The flag ismapping is set to True if it is a mapping concept else it is False for a candidate mapping.

Installation

git clone https://github.com/smujjiga/pymm.git
cd pymm
python setup.py install

Usage

Create Python MetaMap wrapper object by pointing it to locaiton of MetaMap

from pymm import Metamap
mm = Metamap(METAMAP_PATH)

We can check if metamap is running using

assert mm.is_alive()

Concept extraction is done via parse method

mmos = mm.parse(['heart attack', 'myocardial infarction'])

Parse method returns an iterator of Metamap Object iterators corresponding to each input sentence. Each Metamap Object iterator return the candidate and mapping concepts.

for idx, mmo in enumerate(mmos):
   for jdx, concept in enumerate(mmo):
     print (concept.cui, concept.score, concept.matched)
     print (concept.semtypes, concept.ismapping)

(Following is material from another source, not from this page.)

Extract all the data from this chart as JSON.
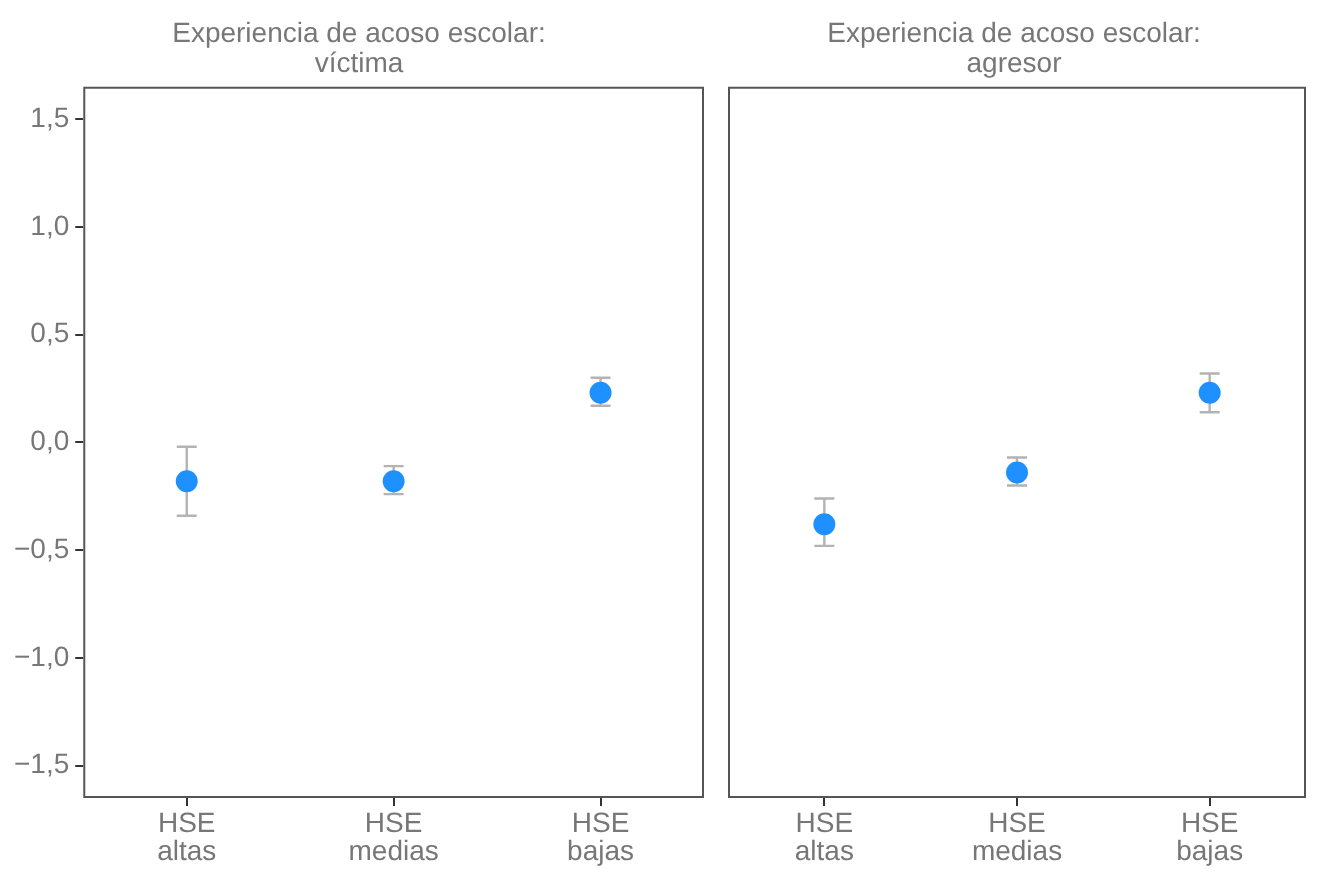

Python MetaMap wrapper object also support debug parameter which persists input and output files as well print the command line used to run the MetaMap

mm = Metamap(METAMAP_PATH, debug=True)

Sample

Below shown is a code snippet for extracting concepts on large number of sentences.

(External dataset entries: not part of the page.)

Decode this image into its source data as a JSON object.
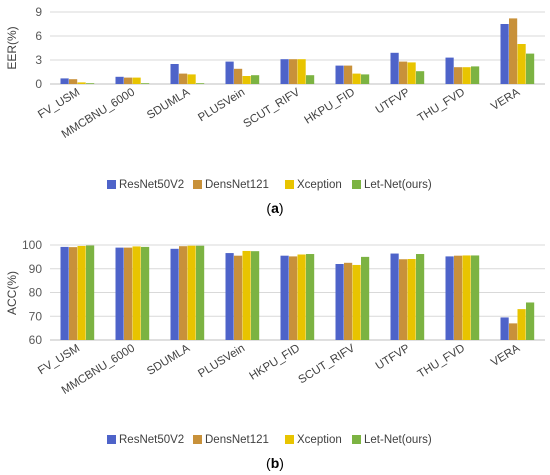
{
  "figure": {
    "colors": [
      "#4e63c9",
      "#c8913a",
      "#e8c400",
      "#7cb342"
    ]
  },
  "chart_data": [
    {
      "type": "bar",
      "panel_label": "(a)",
      "categories": [
        "FV_USM",
        "MMCBNU_6000",
        "SDUMLA",
        "PLUSVein",
        "SCUT_RIFV",
        "HKPU_FID",
        "UTFVP",
        "THU_FVD",
        "VERA"
      ],
      "series": [
        {
          "name": "ResNet50V2",
          "values": [
            0.7,
            0.9,
            2.5,
            2.8,
            3.1,
            2.3,
            3.9,
            3.3,
            7.5
          ]
        },
        {
          "name": "DensNet121",
          "values": [
            0.6,
            0.8,
            1.3,
            1.9,
            3.1,
            2.3,
            2.8,
            2.1,
            8.2
          ]
        },
        {
          "name": "Xception",
          "values": [
            0.2,
            0.8,
            1.2,
            1.0,
            3.1,
            1.3,
            2.7,
            2.1,
            5.0
          ]
        },
        {
          "name": "Let-Net(ours)",
          "values": [
            0.1,
            0.1,
            0.1,
            1.1,
            1.1,
            1.2,
            1.6,
            2.2,
            3.8
          ]
        }
      ],
      "xlabel": "",
      "ylabel": "EER(%)",
      "ylim": [
        0,
        9
      ],
      "yticks": [
        "0",
        "3",
        "6",
        "9"
      ],
      "grid": true,
      "legend_position": "bottom"
    },
    {
      "type": "bar",
      "panel_label": "(b)",
      "categories": [
        "FV_USM",
        "MMCBNU_6000",
        "SDUMLA",
        "PLUSVein",
        "HKPU_FID",
        "SCUT_RIFV",
        "UTFVP",
        "THU_FVD",
        "VERA"
      ],
      "series": [
        {
          "name": "ResNet50V2",
          "values": [
            99.2,
            98.9,
            98.4,
            96.6,
            95.5,
            92.0,
            96.4,
            95.2,
            69.5
          ]
        },
        {
          "name": "DensNet121",
          "values": [
            99.1,
            98.9,
            99.5,
            95.5,
            95.2,
            92.5,
            94.0,
            95.5,
            67.0
          ]
        },
        {
          "name": "Xception",
          "values": [
            99.6,
            99.4,
            99.7,
            97.5,
            96.0,
            91.6,
            94.1,
            95.6,
            73.0
          ]
        },
        {
          "name": "Let-Net(ours)",
          "values": [
            99.8,
            99.2,
            99.7,
            97.4,
            96.2,
            95.0,
            96.2,
            95.6,
            75.8
          ]
        }
      ],
      "xlabel": "",
      "ylabel": "ACC(%)",
      "ylim": [
        60,
        100
      ],
      "yticks": [
        "60",
        "70",
        "80",
        "90",
        "100"
      ],
      "grid": true,
      "legend_position": "bottom"
    }
  ]
}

def read_lines(file_name, fast_forward_to, batch_size, preprocessing):
    sentences = list()
    with open(file_name, 'r') as fp:
        for i in range(fast_forward_to):
            fp.readline()

        for idx, line in enumerate(fp):
            sentences.append(preprocessing(line))
            if (idx+1) % batch_size == 0:
                yield sentences
                sentences.clear()
try:
    for i, sentences in enumerate(read_lines(CLINICAL_TEXT_FILE, last_checkpoint, BATCH_SIZE, clean_text)):
        timeout = 0.33*BATCH_SIZE
        try_again = False
        try:
            mmos = mm.parse(sentences, timeout=timeout)
        except MetamapStuck:
            # Try with larger timeout
            print ("Metamap Stuck !!!; trying with larger timeout")
            try_again = True
        except:
            print ("Exception in mm; skipping the batch")
            traceback.print_exc(file=sys.stdout)
            continue

        if try_again:
            timeout = BATCH_SIZE*2
            try:
                mmos = mm.parse(sentences, timeout=timeout)
            except MetamapStuck:
                # Again stuck; Ignore this batch
                print ("Metamap Stuck again !!!; ignoring the batch")
                continue
            except:
                print ("Exception in mm; skipping the batch")
                traceback.print_exc(file=sys.stdout)
                continue

        for idx, mmo in enumerate(mmos):
            for jdx, concept in enumerate(mmo):
                save(sentences[idx], concept)

        curr_checkpoint = (i+1)*BATCH_SIZE + last_checkpoint
        record_checkpoint(curr_checkpoint)
finally:
    mm.close()

Acknowledgement

This python wrapper is motivated by https://github.com/AnthonyMRios/pymetamap. Pymetamap parses the MMI output where as Pymm parses XML output. I decided to code Pymm targeting extraction of concept on huge corpus. I have used Pymm to extract candidate and mapping concepts of 10 Million sentence.